Rund um den NSU kursieren phantastische Geschichten, es gibt haufenweise Tippgeber, die die Terroristen mal hier, mal dort gesehen oder Verbindungen zu diversen ausländischen Geheimdiensten erkannt haben wollen. Schwierig wird es immer dann, wenn in einer Geschichte Halbwahrheiten stecken und eine Sicherheitsbehörde unzweifelhaft darin verwickelt ist. So ein Fall beschäftigt derzeit den NSU-Untersuchungsausschuss des Bundestags. Der hatte seine Beweisaufnahme eigentlich schon abgeschlossen, will nun aber am Montag doch noch einen Beamten des baden-württembergischen Verfassungsschutzes als Zeugen hören. Er betreute früher eine Informantin, die jetzt gemeinsam mit ihrem Lebensgefährten Unglaubliches verbreitet.

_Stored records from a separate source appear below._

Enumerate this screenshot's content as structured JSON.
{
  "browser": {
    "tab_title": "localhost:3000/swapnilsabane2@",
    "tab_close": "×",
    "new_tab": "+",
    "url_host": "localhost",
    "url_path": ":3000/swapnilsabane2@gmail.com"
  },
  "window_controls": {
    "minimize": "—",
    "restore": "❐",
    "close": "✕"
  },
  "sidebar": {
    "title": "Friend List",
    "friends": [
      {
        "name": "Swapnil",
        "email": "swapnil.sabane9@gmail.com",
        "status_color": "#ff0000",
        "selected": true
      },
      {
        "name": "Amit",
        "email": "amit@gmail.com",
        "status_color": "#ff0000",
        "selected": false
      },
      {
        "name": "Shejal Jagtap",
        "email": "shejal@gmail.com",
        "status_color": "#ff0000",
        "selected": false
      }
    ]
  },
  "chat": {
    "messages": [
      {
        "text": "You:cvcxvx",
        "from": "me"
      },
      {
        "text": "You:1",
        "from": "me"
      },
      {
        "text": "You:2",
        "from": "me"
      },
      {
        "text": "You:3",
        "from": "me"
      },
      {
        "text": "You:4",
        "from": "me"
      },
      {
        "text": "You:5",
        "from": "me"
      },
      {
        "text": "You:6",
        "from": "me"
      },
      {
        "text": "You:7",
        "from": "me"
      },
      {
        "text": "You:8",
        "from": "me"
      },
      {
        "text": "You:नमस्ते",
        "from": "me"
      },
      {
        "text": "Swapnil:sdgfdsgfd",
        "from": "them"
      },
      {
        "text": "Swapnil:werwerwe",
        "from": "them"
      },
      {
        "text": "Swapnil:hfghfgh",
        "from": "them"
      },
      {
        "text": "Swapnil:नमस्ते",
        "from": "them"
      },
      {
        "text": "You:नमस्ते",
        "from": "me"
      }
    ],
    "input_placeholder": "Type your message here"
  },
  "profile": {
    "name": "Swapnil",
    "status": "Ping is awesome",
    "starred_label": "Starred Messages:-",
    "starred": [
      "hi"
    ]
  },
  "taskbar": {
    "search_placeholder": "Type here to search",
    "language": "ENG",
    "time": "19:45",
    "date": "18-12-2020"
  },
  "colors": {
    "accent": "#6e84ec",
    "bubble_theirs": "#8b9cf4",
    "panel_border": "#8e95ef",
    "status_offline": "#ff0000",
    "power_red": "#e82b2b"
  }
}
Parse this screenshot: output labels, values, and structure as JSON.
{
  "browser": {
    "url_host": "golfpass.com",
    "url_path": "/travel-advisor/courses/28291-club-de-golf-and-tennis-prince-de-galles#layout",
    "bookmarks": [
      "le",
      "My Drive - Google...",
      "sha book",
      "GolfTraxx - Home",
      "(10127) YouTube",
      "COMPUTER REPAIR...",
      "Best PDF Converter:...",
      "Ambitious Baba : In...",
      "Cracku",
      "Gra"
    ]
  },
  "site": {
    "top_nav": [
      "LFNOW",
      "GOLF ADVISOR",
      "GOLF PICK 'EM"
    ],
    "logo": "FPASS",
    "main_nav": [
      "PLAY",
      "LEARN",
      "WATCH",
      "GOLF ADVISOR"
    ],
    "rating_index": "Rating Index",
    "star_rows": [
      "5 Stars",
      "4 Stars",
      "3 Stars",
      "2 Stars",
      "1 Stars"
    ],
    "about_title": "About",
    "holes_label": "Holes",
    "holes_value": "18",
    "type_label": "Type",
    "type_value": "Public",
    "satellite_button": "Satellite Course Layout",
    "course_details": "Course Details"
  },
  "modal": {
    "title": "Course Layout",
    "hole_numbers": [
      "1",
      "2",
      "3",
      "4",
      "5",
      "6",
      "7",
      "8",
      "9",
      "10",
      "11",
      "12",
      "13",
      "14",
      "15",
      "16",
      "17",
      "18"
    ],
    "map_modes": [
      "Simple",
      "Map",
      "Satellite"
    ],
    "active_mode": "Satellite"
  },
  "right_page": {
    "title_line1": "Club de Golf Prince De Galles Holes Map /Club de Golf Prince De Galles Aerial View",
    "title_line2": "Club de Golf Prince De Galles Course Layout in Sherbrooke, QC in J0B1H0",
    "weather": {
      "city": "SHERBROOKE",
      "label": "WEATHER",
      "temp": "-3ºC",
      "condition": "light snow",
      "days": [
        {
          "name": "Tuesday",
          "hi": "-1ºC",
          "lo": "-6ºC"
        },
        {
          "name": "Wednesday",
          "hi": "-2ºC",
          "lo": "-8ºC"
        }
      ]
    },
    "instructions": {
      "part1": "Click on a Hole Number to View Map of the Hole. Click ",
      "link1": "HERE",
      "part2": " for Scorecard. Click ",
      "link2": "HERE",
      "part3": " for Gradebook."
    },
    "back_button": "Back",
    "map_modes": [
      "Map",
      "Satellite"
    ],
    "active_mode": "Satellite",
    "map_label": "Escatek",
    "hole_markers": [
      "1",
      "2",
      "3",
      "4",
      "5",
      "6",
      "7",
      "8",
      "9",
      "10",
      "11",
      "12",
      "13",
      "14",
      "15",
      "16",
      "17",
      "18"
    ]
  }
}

Es tauchen neue Verdächtige auf.

Die V-Frau Petra K. trug den blumigen Decknamen "Krokus" und lieferte dem Verfassungsschutz, zunächst zu dessen Zufriedenheit, in den Jahren 2007 bis 2011 Hinweise über Rechte und Linke. Mittlerweile lebt sie mit ihrem Freund offenbar im Ausland. Ihre Geschichte zum NSU geht so: Kurz nach dem Mord an der Polizistin Michèle Kiesewetter 2007 in Heilbronn habe sie dem Verfassungsschutz von Rechtsextremisten aus der Region erzählt, die sich im Krankenhaus nach Kiesewetters Kollegen erkundigt hätten, der bei dem Anschlag schwer verletzt wurde. Die Geschichte läuft darauf hinaus, dass Neonazis damals einen überlebenden Zeugen auskundschaften und womöglich ausschalten wollten. Und dass vielleicht noch mehr oder andere Personen hinter dem Mord steckten als die Terroristen des NSU.

Beim Verfassungsschutz findet sich kein Vermerk über den angeblichen Hinweis von "Krokus". Die V-Frau soll zudem erst im Sommer 2007 verpflichtet worden sein, der Anschlag war im April. Petra K. hatte zuvor allerdings schon für die Polizei als Informantin gearbeitet. Und auch ihr Lebensgefährte Alexander G., der die Krankenhausgeschichte nun in die Welt hinausposaunt, soll der Polizei zeitweise als Tippgeber gedient haben. Als NSU-Ermittler Petra K. voriges Jahr befragten, lebte sie zwischenzeitlich getrennt von G. und ließ kein gutes Haar an ihm. Die ganze Geschichte sei "Bullshit", ihr Ex-Freund trete nahezu psychopathisch auf. Mittlerweile, nachdem sie offenbar wieder mit G. zusammen ist, hat sie es sich wohl anders überlegt.

Alexander G. wandte sich gleich nach dem Ende des NSU im November 2011 an die Polizei und brachte den Beamten ein Füllhorn voller wilder Behauptungen mit, etwa dass Beate Zschäpe, Uwe Mundlos und Uwe Böhnhardt vom Verfassungsschutz als V-Leute geführt worden wären, er könne sogar den Namen des V-Mann-Führers nennen. Es war, bei allem berechtigten Misstrauen, das man gegen die Behörden haben muss, heiße Luft.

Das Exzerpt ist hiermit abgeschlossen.